They say if you live in New York for 10 years, you can officially call yourself a New Yorker. But the trained eye can always spot the ones who were born here.
– Sex and the City
This is the 18th in a series of posts about New York; a guest post by my fellow Refine Method-addict and marathoner, EMG.
It was a Tuesday morning: my first full week, third day at a brand new school. At 9:48am, the headmistress called me out of the library where I was studying for an upcoming test, almost an hour after the first plane hit the World Trade Center. Seventeen minutes later, the building where my mother worked on the 92nd floor collapsed.
My life would never be the same; New York would never be the same.
Nearly 14 years later, the city, for the most part, has recovered. I am not sure that you can say the same for me. The City has held some of my best and worst life moments. Every time I walk down the streets and visit the places that I grew up in I am reminded of the wonderful 14 years I had with my mother.
These daily reminders proved to be too much for my father who left New York four years ago. For me however, they are fresh air. They allow me to remember the good times and not to focus on what everyone tries so hard to not forget — the worst day of my life. I remember the bagels that were eaten on a Saturday morning at our local bagel shop; my mom dropping me off at school and family dinners out every Saturday.

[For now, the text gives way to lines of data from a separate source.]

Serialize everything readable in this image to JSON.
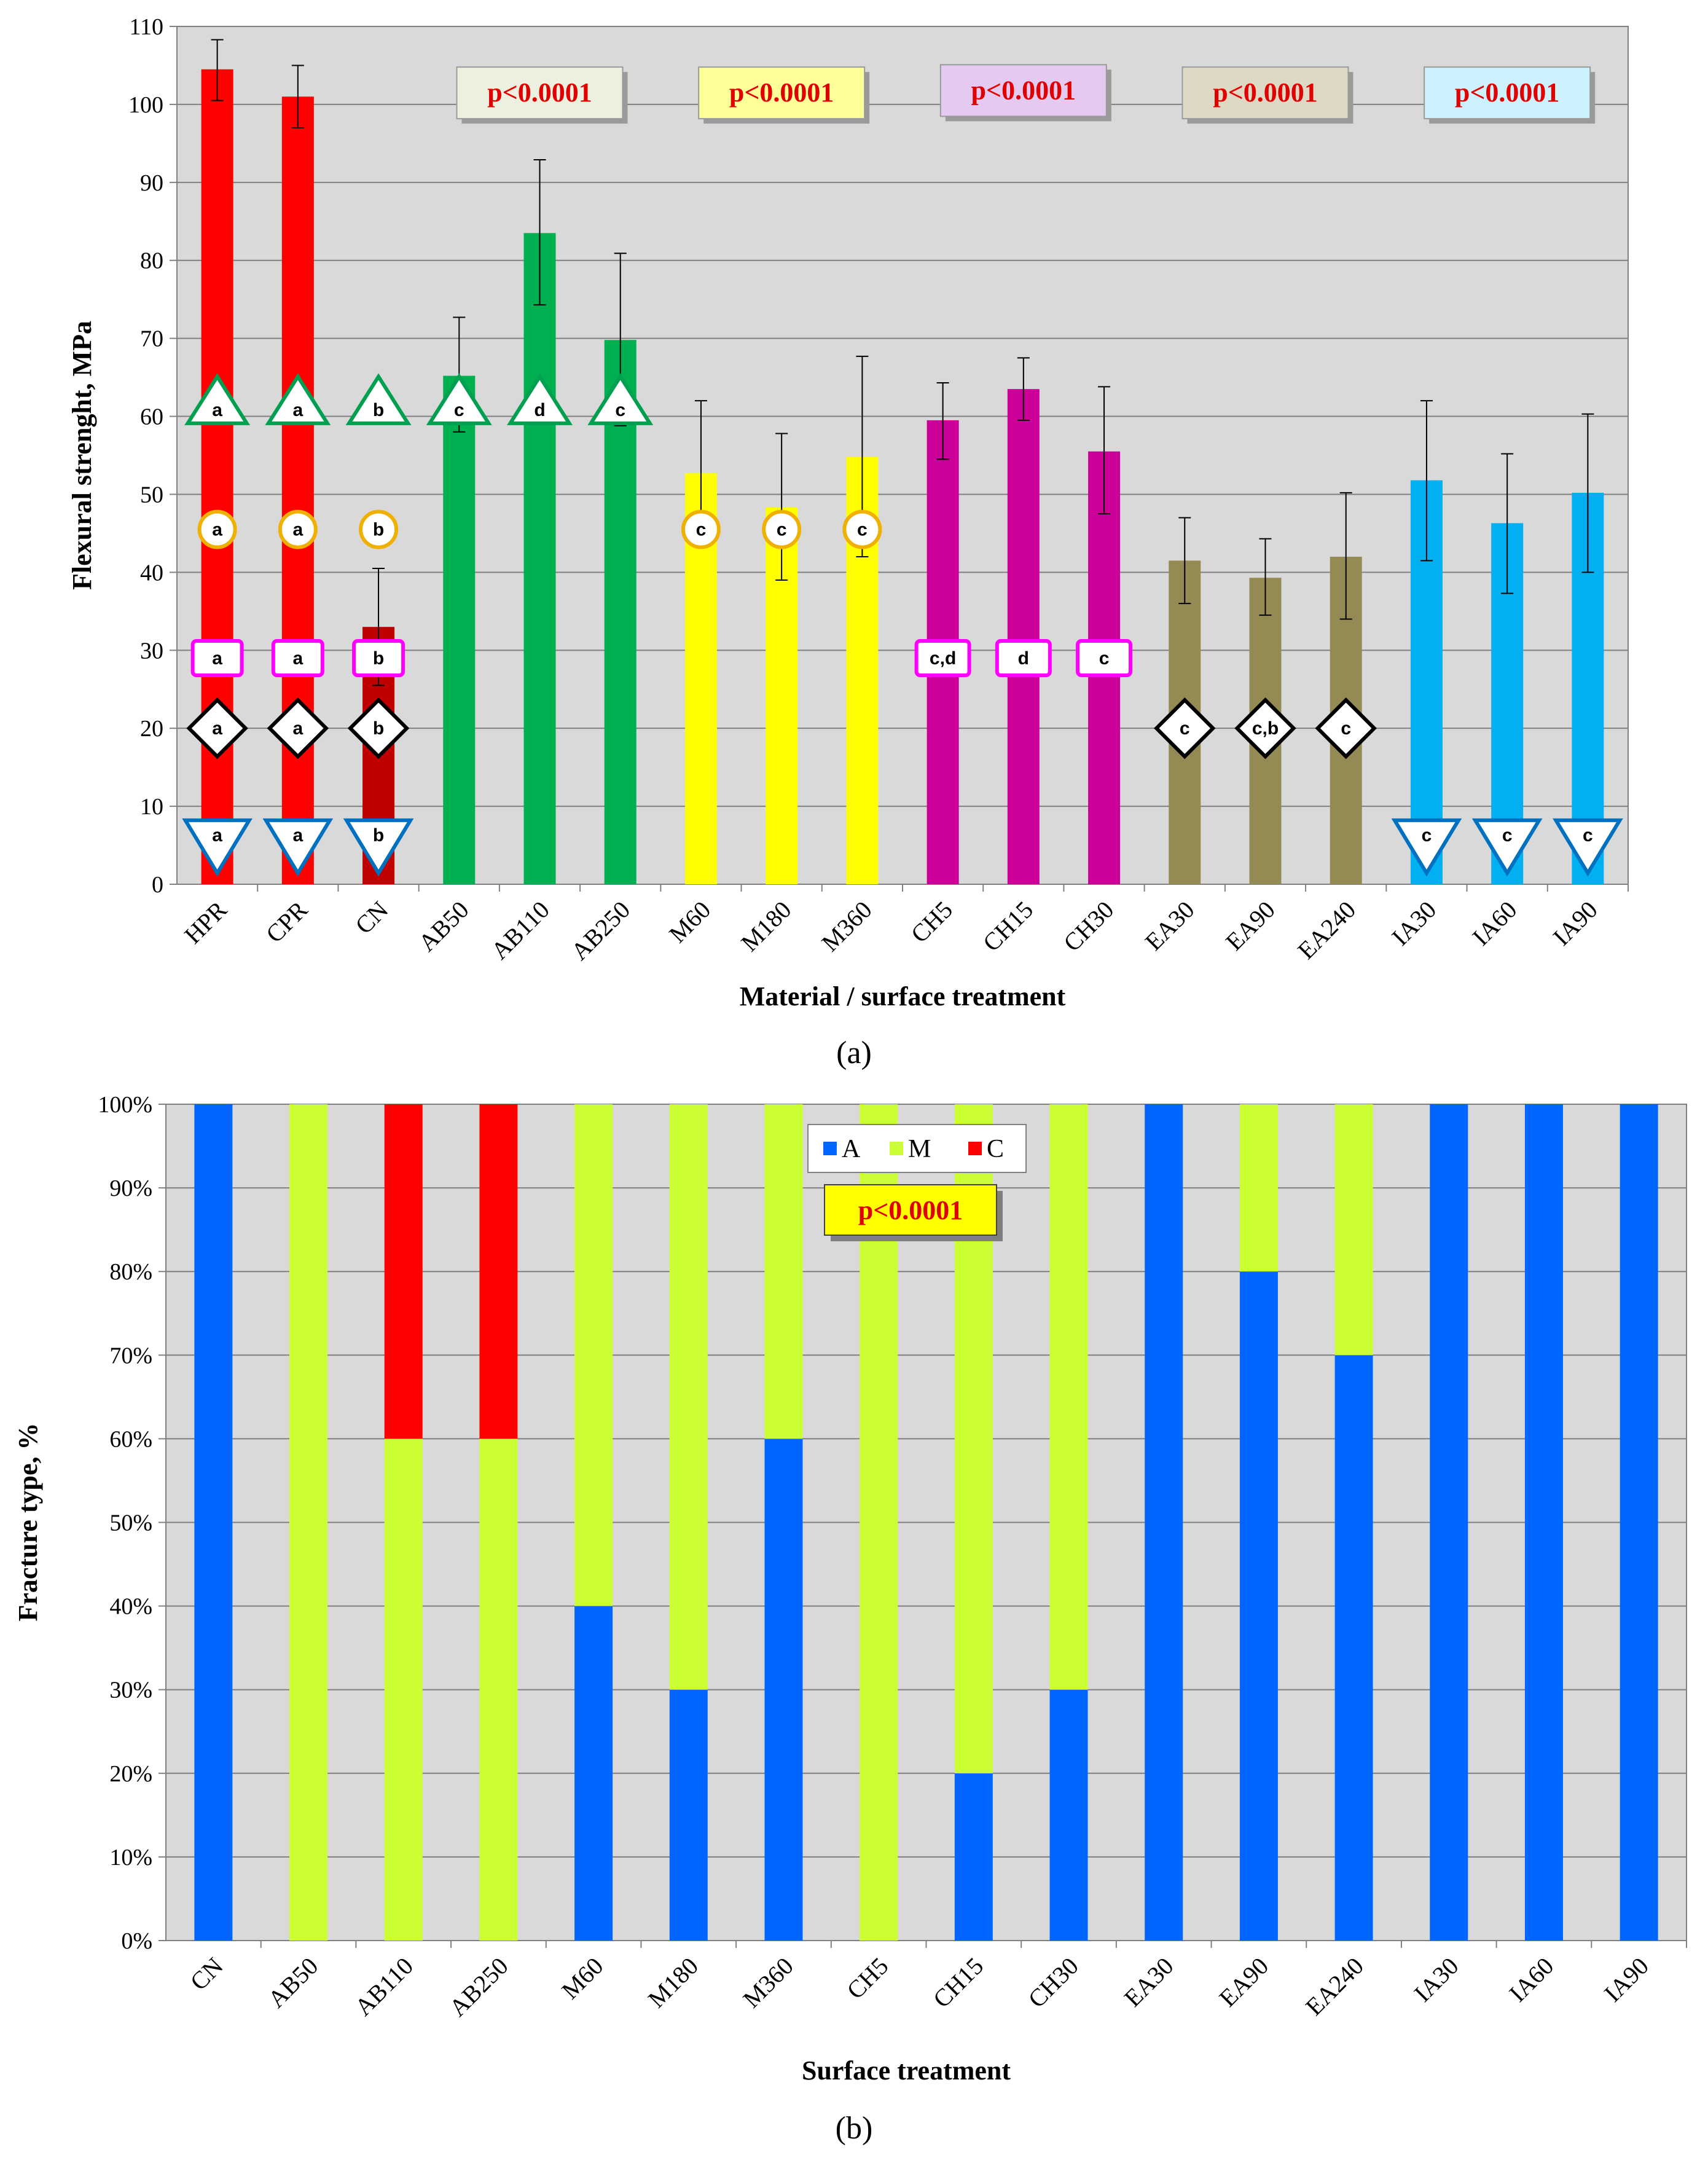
{
  "colors": {
    "plot_bg": "#d9d9d9",
    "grid": "#808080",
    "HPR": "#ff0000",
    "CPR": "#ff0000",
    "CN": "#c00000",
    "AB": "#00b050",
    "M": "#ffff00",
    "CH": "#cc0099",
    "EA": "#948a54",
    "IA": "#00b0f0",
    "A": "#0066ff",
    "Mfrac": "#ccff33",
    "C": "#ff0000",
    "p_AB": "#ebf1de",
    "p_M": "#ffff99",
    "p_CH": "#e4c9f0",
    "p_EA": "#ddd9c4",
    "p_IA": "#ccf2ff",
    "p_b": "#ffff00",
    "triangle": "#00a050",
    "circle": "#f0b000",
    "square": "#ff00ff",
    "diamond": "#000000",
    "invtri": "#0070c0"
  },
  "chart_data": [
    {
      "id": "a",
      "type": "bar",
      "caption": "(a)",
      "ylabel": "Flexural strenght, MPa",
      "xlabel": "Material / surface treatment",
      "ylim": [
        0,
        110
      ],
      "yticks": [
        "0",
        "10",
        "20",
        "30",
        "40",
        "50",
        "60",
        "70",
        "80",
        "90",
        "100",
        "110"
      ],
      "grid": true,
      "categories": [
        "HPR",
        "CPR",
        "CN",
        "AB50",
        "AB110",
        "AB250",
        "M60",
        "M180",
        "M360",
        "CH5",
        "CH15",
        "CH30",
        "EA30",
        "EA90",
        "EA240",
        "IA30",
        "IA60",
        "IA90"
      ],
      "groups": [
        "HPR",
        "CPR",
        "CN",
        "AB",
        "AB",
        "AB",
        "M",
        "M",
        "M",
        "CH",
        "CH",
        "CH",
        "EA",
        "EA",
        "EA",
        "IA",
        "IA",
        "IA"
      ],
      "values": [
        104.5,
        101,
        33,
        65.2,
        83.5,
        69.8,
        52.7,
        48.3,
        54.8,
        59.5,
        63.5,
        55.5,
        41.5,
        39.3,
        42,
        51.8,
        46.3,
        50.2
      ],
      "error_lower": [
        100.5,
        97,
        25.5,
        58,
        74.3,
        58.8,
        43.2,
        39,
        42,
        54.5,
        59.5,
        47.5,
        36,
        34.5,
        34,
        41.5,
        37.3,
        40
      ],
      "error_upper": [
        108.3,
        105,
        40.5,
        72.7,
        92.9,
        80.9,
        62,
        57.8,
        67.7,
        64.3,
        67.5,
        63.8,
        47,
        44.3,
        50.2,
        62,
        55.2,
        60.3
      ],
      "pvalue_boxes": [
        {
          "text": "p<0.0001",
          "group": "AB"
        },
        {
          "text": "p<0.0001",
          "group": "M"
        },
        {
          "text": "p<0.0001",
          "group": "CH"
        },
        {
          "text": "p<0.0001",
          "group": "EA"
        },
        {
          "text": "p<0.0001",
          "group": "IA"
        }
      ],
      "annotations": {
        "triangle": {
          "y": 61,
          "labels": [
            "a",
            "a",
            "b",
            "c",
            "d",
            "c"
          ],
          "cat_index": [
            0,
            1,
            2,
            3,
            4,
            5
          ]
        },
        "circle": {
          "y": 45.5,
          "labels": [
            "a",
            "a",
            "b",
            "c",
            "c",
            "c"
          ],
          "cat_index": [
            0,
            1,
            2,
            6,
            7,
            8
          ]
        },
        "square": {
          "y": 29,
          "labels": [
            "a",
            "a",
            "b",
            "c,d",
            "d",
            "c"
          ],
          "cat_index": [
            0,
            1,
            2,
            9,
            10,
            11
          ]
        },
        "diamond": {
          "y": 20,
          "labels": [
            "a",
            "a",
            "b",
            "c",
            "c,b",
            "c"
          ],
          "cat_index": [
            0,
            1,
            2,
            12,
            13,
            14
          ]
        },
        "invtri": {
          "y": 6,
          "labels": [
            "a",
            "a",
            "b",
            "c",
            "c",
            "c"
          ],
          "cat_index": [
            0,
            1,
            2,
            15,
            16,
            17
          ]
        }
      }
    },
    {
      "id": "b",
      "type": "bar",
      "stacked": true,
      "caption": "(b)",
      "ylabel": "Fracture type, %",
      "xlabel": "Surface treatment",
      "ylim": [
        0,
        100
      ],
      "yticks": [
        "0%",
        "10%",
        "20%",
        "30%",
        "40%",
        "50%",
        "60%",
        "70%",
        "80%",
        "90%",
        "100%"
      ],
      "grid": true,
      "categories": [
        "CN",
        "AB50",
        "AB110",
        "AB250",
        "M60",
        "M180",
        "M360",
        "CH5",
        "CH15",
        "CH30",
        "EA30",
        "EA90",
        "EA240",
        "IA30",
        "IA60",
        "IA90"
      ],
      "series": [
        {
          "name": "A",
          "values": [
            100,
            0,
            0,
            0,
            40,
            30,
            60,
            0,
            20,
            30,
            100,
            80,
            70,
            100,
            100,
            100
          ]
        },
        {
          "name": "M",
          "values": [
            0,
            100,
            60,
            60,
            60,
            70,
            40,
            100,
            80,
            70,
            0,
            20,
            30,
            0,
            0,
            0
          ]
        },
        {
          "name": "C",
          "values": [
            0,
            0,
            40,
            40,
            0,
            0,
            0,
            0,
            0,
            0,
            0,
            0,
            0,
            0,
            0,
            0
          ]
        }
      ],
      "legend": [
        "A",
        "M",
        "C"
      ],
      "legend_position": "top-center",
      "pvalue_box": "p<0.0001"
    }
  ]
}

The City is an integral part of who I am. My life would be so remarkably different if not for New York City and I wouldn’t have it any other way.
About the author
E was born and raised in Manhattan where she currently resides with her Shitzu Mr. Flip half a block from her childhood apartment. E works for the City of New York. She is a fiercely loyal friend, a creature of habit, a boutique fitness fanatic, and an avid marathoner.